Формально ландскнехты сошли с исторической сцены в XVII веке, а вот среди швейцарцев наёмная служба оставалась популярной и в следующем, XVIII столетии. И большинство из них служили в армии Франции. Самый известный эпизод произошел в Париже в 1792 году. Тогда швейцарские гвардейцы защищали дворец Тюильри от революционных войск. Король покинул дворец, с ним ушла и часть верных ему французских солдат, но, хотя смысла в сопротивлении не было, швейцарцы отказались сложить оружие.
3.2. Валленштейн
На роль центрального военного события Европы XVII века претендует Тридцатилетняя война (1618–1648), в которой приняли участие практически все европейские страны. Коалиции сменяли одна другую, чаши весов фортуны раскачивались словно качели… И главным полем боя стала Германия, чья территория была сильно разорена, а население заметно уменьшилось. По имеющимся оценкам, там от войны, а также сопутствующих голода и эпидемий погибло в целом до 40 % жителей, причем были регионы, где убыль населения составила до 70 %.
Альбрехт Валленштейн. Автор — Anthony van Dyck, 1629 год
Одной из ключевых фигур этой войны стал Альбрехт Валленштейн. Конечно, можно сказать, что шведский король Густав II Адольф внес не меньший вклад в историю, был прекрасным политиком и полководцем. Но Валленштейн явно более популярен — одна известная немецкая группа посвятила ему свою композицию, а вот шведских песен и клипов про Густава Адольфа, которые бы слушала вся страна, я не припомню. Валленштейну посвящено много книг, так и не переведенных на русский язык. И, как это нередко случается, такую историческую фигуру не могут «поделить» — своим национальным героем его считают не только Германия и Австрия, но и Чехия. Культ Валленштейна был и в Третьем Рейхе — одна из дивизий СС была названа его именем.
Как отмечал историк Юрий Евгеньевич Ивонин, «в создание образа Валленштейна во многом внесли путаницу его современники.
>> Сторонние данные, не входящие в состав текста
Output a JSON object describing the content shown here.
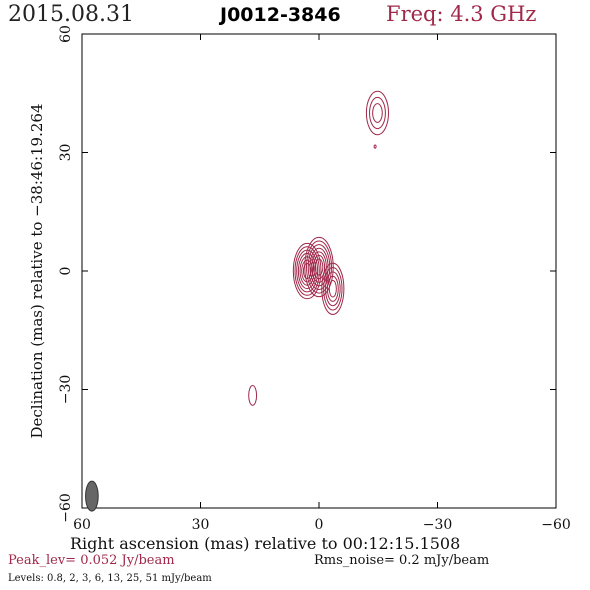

Их часто субъективные и поспешные выводы способствовали его искажению и возникновению легенд о Валленштейне то как о немецком или чешском патриоте, то, напротив, как об изменнике или как о необыкновенном честолюбце, ненасытном и алчном кондотьере, стремившемся стать ни больше ни меньше как “вторым” Ришелье, но в рамках Священной Римской империи, или даже обладать императорской короной» [39].